Schuldenerlass für ärmste Länder soll Jobs für Lehrer ermöglichen

Massive Kritik an IWF-Politik

Die Hilfsorganisationen Voluntary Service Overseas (VSO) und Oxfam haben massive Kritik an der Politik des Internationalen Währungsfonds (IWF) geübt. IWF-Maßnahmen seien daran schuld, dass Tausende ausgebildeter sambischer Lehrer arbeitslos seien, während Schulklassen unter enormen Schülerzahlen litten. Sambia zahle in diesem Jahr 156 Millionen US-Dollar mehr für den Schuldendienst, als es für Bildung ausgeben könne. Alleine die Zahlungen an den IWF machten mehr als den Bildungshaushalt aus. IWF und die reichen Länder müssten daher einen hundertprozentigen Erlass der multilateralen Schulden der ärmsten Länder der Welt beschließen, fordert ein Bericht der beiden Organisationen. Dieser könne zum Teil durch eine Höherbewertung der Goldvorräte des IWF finanziert werden.

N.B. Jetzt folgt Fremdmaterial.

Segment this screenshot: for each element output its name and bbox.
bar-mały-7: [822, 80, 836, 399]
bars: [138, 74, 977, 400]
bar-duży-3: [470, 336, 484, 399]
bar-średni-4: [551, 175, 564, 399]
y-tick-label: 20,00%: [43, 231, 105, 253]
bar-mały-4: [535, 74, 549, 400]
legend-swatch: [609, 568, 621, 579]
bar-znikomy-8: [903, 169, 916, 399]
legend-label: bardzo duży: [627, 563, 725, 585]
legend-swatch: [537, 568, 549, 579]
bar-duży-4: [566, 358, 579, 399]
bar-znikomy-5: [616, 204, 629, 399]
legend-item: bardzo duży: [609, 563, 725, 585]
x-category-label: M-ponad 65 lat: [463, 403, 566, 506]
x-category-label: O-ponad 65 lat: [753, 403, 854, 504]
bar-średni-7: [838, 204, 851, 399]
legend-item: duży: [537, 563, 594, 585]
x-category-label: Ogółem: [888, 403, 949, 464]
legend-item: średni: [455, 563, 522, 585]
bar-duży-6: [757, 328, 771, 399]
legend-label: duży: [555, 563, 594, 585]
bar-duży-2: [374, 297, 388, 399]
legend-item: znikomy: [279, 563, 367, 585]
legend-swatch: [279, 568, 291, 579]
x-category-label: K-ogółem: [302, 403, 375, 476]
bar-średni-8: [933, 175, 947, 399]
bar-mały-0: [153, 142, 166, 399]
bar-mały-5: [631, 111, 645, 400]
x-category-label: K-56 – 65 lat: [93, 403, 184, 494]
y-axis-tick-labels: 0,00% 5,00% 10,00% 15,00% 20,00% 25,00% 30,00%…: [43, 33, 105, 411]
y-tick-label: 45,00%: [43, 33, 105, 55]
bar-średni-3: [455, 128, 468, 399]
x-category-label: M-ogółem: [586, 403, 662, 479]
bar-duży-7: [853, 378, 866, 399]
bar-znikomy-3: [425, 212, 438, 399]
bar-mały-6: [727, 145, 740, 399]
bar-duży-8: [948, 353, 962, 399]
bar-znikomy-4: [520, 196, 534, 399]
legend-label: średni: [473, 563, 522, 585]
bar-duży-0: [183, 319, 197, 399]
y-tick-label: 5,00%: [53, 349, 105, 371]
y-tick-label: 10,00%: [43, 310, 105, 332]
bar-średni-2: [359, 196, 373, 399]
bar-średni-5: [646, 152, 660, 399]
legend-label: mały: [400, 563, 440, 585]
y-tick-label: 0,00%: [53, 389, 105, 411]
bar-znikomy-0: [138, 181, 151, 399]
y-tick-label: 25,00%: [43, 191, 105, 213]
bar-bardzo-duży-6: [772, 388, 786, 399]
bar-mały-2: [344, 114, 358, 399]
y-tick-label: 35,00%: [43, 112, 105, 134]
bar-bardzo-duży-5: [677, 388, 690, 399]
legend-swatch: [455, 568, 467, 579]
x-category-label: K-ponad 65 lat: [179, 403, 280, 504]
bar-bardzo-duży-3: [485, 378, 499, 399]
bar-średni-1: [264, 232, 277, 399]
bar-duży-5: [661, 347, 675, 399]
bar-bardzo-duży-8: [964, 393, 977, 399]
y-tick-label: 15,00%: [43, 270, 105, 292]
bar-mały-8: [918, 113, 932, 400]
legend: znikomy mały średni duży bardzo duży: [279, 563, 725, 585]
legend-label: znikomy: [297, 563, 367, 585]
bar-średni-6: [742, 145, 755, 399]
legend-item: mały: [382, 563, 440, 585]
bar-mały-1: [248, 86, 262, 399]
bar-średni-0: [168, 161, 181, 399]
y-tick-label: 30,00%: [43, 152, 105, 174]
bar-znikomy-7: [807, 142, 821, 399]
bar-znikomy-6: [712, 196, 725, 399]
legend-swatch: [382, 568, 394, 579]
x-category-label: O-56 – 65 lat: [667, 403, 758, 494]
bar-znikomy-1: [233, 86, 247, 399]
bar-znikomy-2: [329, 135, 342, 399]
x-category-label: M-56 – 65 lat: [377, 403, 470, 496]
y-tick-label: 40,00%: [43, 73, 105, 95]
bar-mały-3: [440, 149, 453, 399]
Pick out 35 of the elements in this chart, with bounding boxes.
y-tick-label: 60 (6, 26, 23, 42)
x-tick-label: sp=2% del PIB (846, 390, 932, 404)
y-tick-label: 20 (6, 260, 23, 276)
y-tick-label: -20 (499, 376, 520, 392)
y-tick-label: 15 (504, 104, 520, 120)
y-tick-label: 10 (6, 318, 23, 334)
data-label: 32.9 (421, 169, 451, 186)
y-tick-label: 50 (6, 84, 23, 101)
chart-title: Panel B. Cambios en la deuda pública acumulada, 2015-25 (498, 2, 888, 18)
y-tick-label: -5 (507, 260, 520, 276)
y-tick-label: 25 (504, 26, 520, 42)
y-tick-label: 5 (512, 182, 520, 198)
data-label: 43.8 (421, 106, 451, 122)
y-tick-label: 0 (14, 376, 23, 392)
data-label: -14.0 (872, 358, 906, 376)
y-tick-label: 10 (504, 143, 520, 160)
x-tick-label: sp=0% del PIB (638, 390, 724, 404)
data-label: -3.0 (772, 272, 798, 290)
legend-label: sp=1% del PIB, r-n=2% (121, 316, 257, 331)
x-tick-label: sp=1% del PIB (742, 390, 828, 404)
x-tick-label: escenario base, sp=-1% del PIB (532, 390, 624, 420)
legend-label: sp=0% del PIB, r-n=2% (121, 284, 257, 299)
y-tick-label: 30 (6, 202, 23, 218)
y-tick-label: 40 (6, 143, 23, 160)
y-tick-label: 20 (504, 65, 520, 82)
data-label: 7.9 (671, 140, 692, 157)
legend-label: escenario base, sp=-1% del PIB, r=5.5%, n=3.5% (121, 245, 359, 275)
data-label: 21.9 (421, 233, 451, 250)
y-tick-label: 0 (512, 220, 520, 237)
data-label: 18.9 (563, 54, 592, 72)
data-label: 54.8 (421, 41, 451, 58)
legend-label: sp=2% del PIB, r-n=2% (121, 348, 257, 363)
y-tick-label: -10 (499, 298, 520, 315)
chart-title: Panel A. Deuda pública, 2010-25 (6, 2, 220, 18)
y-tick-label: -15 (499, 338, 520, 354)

Nach Angaben des am Freitag von der globalen Bildungskampagne (Global Campaign for Education, GCE) vorgestellten Berichts "Lehrer unter Wert: IWF-Maßnahmen höhlen das sambische Bildungssystem aus" benötigen sambische Schulen dringend weitere 9.000 Lehrer, während 8.000 bis 9.000 Lehrer arbeitslos seien. Eine vom IWF verordnete Begrenzung der Staatsausgaben habe zur Folge, dass die Regierung nicht in der Lage sei, dringend benötigte Lehrer sowie Gesundheitspersonal einzustellen.

"Oberste Priorität des IWF ist es, um jeden Preis die Rückflüsse aus den Krediten zu erhalten, auch wenn dies auf Kosten der Schulbildung sambischer Kinder geschieht", kritisiert Max Lawson von Oxfam, Koautor des Berichts. Währenddessen sitze der IWF auf Goldreserven im Wert von Milliarden von Dollar, die er weder benötige noch nutze.

"Das Beispiel Sambias zeigt, wie notwendig eine Reform der Geschäftspraktiken des IWF ist", meint Koautorin Lucia Fry von VSO. In Situationen wie diesen zeige sich, ob der IWF seiner Verantwortung für die Erreichung der Millennium-Entwicklungsziele der Vereinten Nationen gerecht werde. "Bis jetzt versagt er auf der ganzen Linie", so Fry.

In Sambia, einem der ärmsten Länder der Welt, leben über 70 Prozent der Bevölkerung in Armut. Einer von fünf Erwachsenen ist mit HIV/AIDS infiziert.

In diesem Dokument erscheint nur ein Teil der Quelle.